I used ISO 640 and by accident I kept ISO at that for the whole day. That’s the kind of stupidity that you end up with when a camera does not have reasonably intelligent auto ISO 🙂
Oh, by the way, you may remember that I wished Nikon would implement auto ISO in a way that takes focal length into account. Good news: wish granted. Bad news: so far only on the D4 😀
Here’s one more weekend of working, shopping, working again. I returned from Vienna Thursday night, and this is a morning view from our roof terrace. It’s not spectacular, I won’t be able to look out of the window and capture a sunrise, but it’s big, sunny and warm.
It’s an interesting feeling to be in a new environment. Slowly things settle, the paper bags become fewer and fewer, the spaces begin to feel like we had them planned. And still, although it’s pretty much as we expected it to be, although we had the plans more or less fixed for almost a year, it feels oddly new. The “there” has become a “here”, and now there are still so many things left that need to be fixed, to be learned. So many light switches, but which one switches which light? Paper baskets that need to be positioned, light spots that need to be turned, all those tiny little inconveniences, all those tiny bits of information that once will become second nature, when finally a “here” has become a “home”.

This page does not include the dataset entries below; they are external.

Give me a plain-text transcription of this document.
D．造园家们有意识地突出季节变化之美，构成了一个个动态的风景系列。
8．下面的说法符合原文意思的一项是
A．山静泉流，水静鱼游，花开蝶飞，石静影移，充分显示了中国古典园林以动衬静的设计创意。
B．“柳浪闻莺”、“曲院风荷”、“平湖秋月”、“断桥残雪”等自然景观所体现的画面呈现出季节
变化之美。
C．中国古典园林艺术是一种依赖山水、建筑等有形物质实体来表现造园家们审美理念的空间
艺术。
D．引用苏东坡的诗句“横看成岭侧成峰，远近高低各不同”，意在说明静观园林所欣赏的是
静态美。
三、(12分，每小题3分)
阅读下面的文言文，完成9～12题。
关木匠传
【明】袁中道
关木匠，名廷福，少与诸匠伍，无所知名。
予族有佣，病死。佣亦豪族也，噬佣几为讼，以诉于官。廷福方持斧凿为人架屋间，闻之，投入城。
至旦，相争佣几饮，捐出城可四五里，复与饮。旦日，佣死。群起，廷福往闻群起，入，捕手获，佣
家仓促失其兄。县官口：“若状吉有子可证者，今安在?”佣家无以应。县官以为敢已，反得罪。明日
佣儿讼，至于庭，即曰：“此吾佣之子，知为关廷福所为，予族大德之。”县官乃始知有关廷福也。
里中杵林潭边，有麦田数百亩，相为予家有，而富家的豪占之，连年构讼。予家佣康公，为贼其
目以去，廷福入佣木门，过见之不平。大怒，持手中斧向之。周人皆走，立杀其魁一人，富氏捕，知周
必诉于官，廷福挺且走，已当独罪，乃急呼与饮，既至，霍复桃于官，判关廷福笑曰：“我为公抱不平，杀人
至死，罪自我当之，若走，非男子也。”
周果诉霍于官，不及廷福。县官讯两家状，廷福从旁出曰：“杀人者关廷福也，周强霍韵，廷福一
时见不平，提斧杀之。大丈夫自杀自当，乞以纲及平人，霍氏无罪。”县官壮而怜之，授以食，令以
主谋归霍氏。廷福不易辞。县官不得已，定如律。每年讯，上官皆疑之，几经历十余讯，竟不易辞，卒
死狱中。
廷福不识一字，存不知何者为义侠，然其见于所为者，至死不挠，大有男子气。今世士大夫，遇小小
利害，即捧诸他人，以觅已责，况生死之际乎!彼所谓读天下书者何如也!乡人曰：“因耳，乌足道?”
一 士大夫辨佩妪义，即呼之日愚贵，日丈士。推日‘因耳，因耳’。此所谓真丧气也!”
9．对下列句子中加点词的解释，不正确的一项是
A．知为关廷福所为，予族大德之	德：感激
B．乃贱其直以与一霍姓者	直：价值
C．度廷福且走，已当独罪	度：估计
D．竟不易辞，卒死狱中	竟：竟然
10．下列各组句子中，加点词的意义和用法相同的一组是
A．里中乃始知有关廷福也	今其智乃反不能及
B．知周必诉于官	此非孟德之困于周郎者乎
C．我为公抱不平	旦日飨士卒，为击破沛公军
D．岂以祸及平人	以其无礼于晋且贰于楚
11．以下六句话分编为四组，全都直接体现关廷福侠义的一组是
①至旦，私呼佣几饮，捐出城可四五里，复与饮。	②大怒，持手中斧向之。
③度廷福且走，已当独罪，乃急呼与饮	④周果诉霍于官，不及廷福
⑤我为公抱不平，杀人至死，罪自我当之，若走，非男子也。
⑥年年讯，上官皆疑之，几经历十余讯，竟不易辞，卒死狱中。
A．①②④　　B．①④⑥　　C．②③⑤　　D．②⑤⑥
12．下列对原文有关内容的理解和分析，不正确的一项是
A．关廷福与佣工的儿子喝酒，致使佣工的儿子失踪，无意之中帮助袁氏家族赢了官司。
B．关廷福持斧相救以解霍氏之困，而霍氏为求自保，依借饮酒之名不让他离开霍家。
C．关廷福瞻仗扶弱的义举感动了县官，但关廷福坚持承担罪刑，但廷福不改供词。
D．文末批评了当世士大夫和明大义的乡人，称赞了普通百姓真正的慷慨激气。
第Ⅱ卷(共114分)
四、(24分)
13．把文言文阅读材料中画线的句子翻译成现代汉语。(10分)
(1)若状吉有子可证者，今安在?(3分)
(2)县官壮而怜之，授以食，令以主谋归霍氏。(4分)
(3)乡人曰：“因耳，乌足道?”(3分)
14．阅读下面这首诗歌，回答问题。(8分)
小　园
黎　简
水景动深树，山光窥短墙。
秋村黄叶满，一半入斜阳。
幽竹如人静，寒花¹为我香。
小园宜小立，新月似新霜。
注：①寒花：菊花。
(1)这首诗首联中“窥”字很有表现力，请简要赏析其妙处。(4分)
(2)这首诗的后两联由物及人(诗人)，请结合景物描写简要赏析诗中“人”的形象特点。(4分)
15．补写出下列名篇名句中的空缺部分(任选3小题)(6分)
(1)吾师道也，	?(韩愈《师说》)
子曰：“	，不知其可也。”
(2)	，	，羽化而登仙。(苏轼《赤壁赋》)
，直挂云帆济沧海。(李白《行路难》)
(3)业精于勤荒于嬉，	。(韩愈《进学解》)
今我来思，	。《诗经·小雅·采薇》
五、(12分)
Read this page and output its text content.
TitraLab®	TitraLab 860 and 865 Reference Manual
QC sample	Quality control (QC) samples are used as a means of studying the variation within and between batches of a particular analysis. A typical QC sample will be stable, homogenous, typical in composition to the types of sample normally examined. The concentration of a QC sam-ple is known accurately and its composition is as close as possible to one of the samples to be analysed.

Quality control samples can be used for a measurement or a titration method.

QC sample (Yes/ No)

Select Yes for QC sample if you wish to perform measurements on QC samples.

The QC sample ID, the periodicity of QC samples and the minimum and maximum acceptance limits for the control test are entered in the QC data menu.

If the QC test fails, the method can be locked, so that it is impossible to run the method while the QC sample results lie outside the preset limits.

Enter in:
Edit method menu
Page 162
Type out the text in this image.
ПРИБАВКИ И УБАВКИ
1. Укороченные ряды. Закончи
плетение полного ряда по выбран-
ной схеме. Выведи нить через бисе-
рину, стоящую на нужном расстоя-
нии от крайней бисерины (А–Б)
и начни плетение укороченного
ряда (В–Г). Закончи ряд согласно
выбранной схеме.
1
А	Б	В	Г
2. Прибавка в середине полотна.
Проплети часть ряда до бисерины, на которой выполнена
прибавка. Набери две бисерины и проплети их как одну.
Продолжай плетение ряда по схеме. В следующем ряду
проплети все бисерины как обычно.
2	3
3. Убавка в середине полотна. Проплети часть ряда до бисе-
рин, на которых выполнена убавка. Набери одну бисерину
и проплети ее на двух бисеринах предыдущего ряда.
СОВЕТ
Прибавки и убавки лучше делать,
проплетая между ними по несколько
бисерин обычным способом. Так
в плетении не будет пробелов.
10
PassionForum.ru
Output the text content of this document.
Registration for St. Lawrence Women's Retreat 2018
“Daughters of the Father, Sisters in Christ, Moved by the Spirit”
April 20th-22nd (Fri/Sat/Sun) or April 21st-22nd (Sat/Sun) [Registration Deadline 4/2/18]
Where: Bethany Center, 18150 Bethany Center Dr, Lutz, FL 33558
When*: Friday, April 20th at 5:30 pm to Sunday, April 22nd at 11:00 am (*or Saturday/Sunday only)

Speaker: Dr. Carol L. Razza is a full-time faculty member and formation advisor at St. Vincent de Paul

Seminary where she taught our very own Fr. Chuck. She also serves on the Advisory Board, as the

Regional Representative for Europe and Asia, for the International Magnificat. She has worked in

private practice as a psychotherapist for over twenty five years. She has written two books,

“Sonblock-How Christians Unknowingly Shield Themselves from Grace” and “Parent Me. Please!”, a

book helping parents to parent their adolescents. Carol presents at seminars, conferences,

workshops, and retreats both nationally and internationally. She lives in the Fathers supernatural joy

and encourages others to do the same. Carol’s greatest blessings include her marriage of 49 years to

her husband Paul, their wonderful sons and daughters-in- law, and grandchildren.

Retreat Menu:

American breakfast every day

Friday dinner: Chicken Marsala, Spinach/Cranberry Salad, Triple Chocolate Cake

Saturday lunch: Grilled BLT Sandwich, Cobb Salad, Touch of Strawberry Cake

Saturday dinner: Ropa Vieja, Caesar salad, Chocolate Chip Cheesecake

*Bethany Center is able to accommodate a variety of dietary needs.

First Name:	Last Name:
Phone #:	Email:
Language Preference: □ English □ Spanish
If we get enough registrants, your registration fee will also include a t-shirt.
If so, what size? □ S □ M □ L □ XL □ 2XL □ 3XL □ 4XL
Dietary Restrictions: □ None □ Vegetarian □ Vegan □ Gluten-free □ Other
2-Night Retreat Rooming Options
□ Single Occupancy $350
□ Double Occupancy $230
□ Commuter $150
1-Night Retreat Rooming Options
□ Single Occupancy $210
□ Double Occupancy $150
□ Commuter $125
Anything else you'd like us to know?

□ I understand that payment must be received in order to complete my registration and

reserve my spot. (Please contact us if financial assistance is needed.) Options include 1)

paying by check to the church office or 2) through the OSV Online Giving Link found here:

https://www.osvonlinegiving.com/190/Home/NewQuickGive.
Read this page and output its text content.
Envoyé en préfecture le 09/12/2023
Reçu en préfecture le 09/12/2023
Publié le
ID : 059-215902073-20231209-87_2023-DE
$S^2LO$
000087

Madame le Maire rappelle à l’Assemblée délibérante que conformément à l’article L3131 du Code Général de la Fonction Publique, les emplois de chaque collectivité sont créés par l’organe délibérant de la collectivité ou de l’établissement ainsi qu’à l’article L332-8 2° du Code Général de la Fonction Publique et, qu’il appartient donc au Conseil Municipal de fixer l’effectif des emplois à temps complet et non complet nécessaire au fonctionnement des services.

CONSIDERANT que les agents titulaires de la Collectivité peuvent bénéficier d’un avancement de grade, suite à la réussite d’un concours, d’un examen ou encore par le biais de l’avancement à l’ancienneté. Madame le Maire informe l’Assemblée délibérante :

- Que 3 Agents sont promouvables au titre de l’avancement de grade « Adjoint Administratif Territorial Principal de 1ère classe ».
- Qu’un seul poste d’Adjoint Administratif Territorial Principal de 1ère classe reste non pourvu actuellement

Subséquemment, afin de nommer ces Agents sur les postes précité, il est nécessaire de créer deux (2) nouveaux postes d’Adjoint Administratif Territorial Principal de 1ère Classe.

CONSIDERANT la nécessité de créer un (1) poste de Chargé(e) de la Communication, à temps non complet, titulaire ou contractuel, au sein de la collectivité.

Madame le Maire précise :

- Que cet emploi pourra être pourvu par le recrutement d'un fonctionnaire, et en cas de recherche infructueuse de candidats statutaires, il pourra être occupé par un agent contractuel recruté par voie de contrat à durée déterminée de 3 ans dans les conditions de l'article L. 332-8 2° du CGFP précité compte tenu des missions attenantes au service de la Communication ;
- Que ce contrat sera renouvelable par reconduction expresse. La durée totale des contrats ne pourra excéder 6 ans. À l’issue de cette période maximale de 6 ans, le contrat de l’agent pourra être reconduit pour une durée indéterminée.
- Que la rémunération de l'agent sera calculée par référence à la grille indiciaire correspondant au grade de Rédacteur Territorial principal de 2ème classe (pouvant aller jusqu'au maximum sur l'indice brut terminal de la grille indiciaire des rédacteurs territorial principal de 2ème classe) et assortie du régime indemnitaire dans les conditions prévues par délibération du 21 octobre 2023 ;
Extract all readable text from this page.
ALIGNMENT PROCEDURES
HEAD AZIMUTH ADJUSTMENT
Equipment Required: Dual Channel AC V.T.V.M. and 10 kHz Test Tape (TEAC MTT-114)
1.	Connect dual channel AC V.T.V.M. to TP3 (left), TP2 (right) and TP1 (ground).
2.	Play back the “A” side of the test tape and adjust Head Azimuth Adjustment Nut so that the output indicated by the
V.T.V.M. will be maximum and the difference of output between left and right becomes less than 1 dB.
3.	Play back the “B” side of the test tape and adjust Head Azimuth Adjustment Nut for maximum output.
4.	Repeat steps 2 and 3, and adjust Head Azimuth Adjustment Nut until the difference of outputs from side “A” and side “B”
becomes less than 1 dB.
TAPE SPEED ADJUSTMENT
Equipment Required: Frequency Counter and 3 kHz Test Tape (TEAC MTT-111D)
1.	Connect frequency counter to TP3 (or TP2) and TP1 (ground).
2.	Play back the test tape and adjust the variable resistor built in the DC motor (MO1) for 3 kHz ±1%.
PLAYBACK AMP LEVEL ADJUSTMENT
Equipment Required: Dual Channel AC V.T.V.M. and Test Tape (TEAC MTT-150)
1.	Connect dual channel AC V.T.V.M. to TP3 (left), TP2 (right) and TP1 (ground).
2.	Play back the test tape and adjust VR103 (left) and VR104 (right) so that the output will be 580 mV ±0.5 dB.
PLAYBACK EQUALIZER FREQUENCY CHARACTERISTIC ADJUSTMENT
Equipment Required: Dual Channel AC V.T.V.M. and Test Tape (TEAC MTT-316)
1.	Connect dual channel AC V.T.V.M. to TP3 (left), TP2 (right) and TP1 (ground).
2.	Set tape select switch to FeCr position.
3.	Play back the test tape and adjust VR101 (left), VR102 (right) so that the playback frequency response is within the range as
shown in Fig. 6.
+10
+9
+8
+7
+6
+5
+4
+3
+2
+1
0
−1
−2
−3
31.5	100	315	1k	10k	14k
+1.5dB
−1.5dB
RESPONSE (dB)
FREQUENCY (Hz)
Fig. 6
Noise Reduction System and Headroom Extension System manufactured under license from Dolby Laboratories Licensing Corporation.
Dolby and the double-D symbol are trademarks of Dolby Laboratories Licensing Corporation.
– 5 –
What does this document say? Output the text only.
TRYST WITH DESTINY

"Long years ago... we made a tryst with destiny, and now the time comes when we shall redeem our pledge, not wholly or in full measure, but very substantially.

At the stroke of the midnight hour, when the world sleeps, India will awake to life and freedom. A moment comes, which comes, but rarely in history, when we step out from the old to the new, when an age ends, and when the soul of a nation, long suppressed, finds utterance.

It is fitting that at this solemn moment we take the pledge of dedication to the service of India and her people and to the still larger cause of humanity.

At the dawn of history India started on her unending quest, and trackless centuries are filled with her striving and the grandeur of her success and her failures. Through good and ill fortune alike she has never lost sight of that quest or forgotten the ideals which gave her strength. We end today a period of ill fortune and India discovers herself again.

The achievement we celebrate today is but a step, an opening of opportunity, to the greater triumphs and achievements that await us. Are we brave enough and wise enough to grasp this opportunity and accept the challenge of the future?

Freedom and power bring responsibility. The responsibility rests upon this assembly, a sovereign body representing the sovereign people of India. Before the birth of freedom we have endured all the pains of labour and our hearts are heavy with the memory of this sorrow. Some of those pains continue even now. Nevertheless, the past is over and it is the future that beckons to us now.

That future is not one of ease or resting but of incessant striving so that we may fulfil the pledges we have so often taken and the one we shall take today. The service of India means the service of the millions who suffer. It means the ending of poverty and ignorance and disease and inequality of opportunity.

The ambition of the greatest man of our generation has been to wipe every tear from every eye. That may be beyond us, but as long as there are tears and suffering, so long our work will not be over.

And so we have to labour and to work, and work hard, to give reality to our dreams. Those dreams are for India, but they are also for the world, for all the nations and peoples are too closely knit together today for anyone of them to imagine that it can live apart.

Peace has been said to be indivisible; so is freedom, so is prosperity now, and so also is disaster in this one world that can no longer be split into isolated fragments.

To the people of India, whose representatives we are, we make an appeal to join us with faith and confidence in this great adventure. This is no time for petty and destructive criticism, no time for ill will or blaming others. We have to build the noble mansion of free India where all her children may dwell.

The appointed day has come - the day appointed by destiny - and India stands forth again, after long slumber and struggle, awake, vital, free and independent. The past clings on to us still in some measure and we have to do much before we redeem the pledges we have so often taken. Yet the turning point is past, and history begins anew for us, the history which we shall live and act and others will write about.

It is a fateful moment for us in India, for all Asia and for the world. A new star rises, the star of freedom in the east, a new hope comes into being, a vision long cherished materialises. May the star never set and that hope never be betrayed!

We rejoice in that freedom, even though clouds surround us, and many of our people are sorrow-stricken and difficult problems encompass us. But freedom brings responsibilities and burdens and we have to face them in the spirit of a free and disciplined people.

But then, not that all my problems are on that level. If it already were so, it would be bliss. Instead I am still drilling holes in the walls, building shelves, hanging pictures and all that. Imagine, for the whole weekend I have made only 26 pictures, all on Friday. You’ll see more in the following two posts 🙂
The Song of the Day is “One More Weekend” from Bob Dylan’s 1970 album “New Morning”. Hmm … probably not a bad choice, given my current occupation 🙂
It’s even available on YouTube. That’s rare for Dylan songs, so if you don’t know it, hear it as long as you can.